Gleichzeitig kontrollierten Feuerwehrleute die darüber liegenden Wohneinheiten. Eine direkt über den Brandräumen liegende Wohnung musste gewaltsam geöffnet werden. Die Wohnung wurde leer aber verraucht vorgefunden. Mit gezielten Lüftungsmaßnahmen wurde der Brandrauch aus dem Gebäude gedrückt. Das Apartment brannte vollständig aus. Die Bewohnerin zog sich eine Rauchgasvergiftung zu. Der Rettungsdienst versorgte die Patientin und brachte sie in eine Klinik. Der Sachschaden wird auf ca. 50.000 Euro geschätzt.
100.000 Euro Schaden durch Dachstuhlbrand
Rund 50 Einsatzkräfte waren bei der Bekämpfung eines Dachstuhlbrandes in Solln eingesetzt. Bei dem leerstehenden Gebäude, das sich zur Zeit in einer Renovierungsphase befindet, fing der Dachstuhl Feuer.
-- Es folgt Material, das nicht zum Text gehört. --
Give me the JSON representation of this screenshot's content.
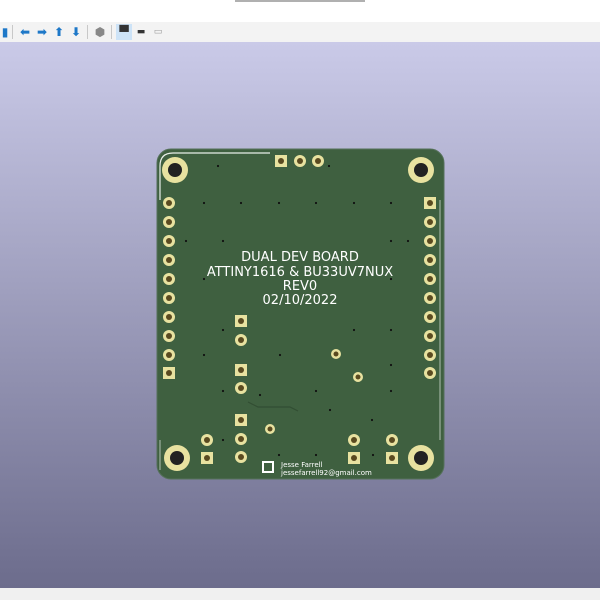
{
  "toolbar": {
    "items": [
      "render-icon",
      "arrow-left-icon",
      "arrow-right-icon",
      "arrow-up-icon",
      "arrow-down-icon",
      "3d-box-icon",
      "top-view-icon",
      "bottom-view-icon",
      "grid-view-icon"
    ]
  },
  "board": {
    "silkscreen": [
      "DUAL DEV BOARD",
      "ATTINY1616 & BU33UV7NUX",
      "REV0",
      "02/10/2022"
    ],
    "author": "Jesse Farrell",
    "email": "jessefarrell92@gmail.com"
  },
  "colors": {
    "board": "#3f6040",
    "pad": "#e8e2a0",
    "silk": "#ffffff"
  }
}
Auch hier ist vermutlich ein Feuerwerkskörper die Ursache des Brandes. Über mehrere Leitern drangen die Atemschutztrupps auf das Dach vor und in das Gebäude ein.

Die Dachhaut war beim Eintreffen der Feuerwehr bereits durchgebrannt. Um alle Glutnester in dem Gebäude aufspüren zu können, wurde in zeitaufwendiger Arbeit das Dach und die Decke geöffnet. Der Schaden beträgt hier ca. 100.000 Euro. Verletzt wurde bei dem Brand niemand.
Brandausbreitung in letzter Sekunde verhindert:
In buchstäblich letzter Sekunde konnte am Morgen eine Brandausbreitung im Stadtteil Giesing verhindert werden. Eine Unterstand für Mülltonnen hatte Feuer gefangen. Die Holzkonstruktion stand bei Eintreffen der Feuerwehr vollkommen in Flammen. Auch ein in unmittelbarer Nähe befindlicher Pkw brannte zu diesem Zeitpunkt bereits.
Die Mülltonnenbehausung grenzte direkt an die Fassade eines
Wohngebäudes. Das Feuer drohte sich auf das Gebäude auszuweiten. Alle Bewohner verließen das Gebäude und brachten sich in Sicherheit. Parallel zur Brandbekämpfung wurde die stark erhitzte Fassade sofort mit Wasser gekühlt. An einem weiteren, ca. 10 Meter entfernten Wohngebäude waren durch die starke Hitzestrahlung bereits die Jalousien geschmolzen.

Durch den schnellen und energisch durchgeführten Löschangriff war der Brand nach knapp 30 Minuten unter Kontrolle. Der Pkw brannte vollständig aus. Verletzt wurde niemand. Nach Beendigung der Löscharbeiten konnte alle Bewohner wieder in ihre Wohnung zurück.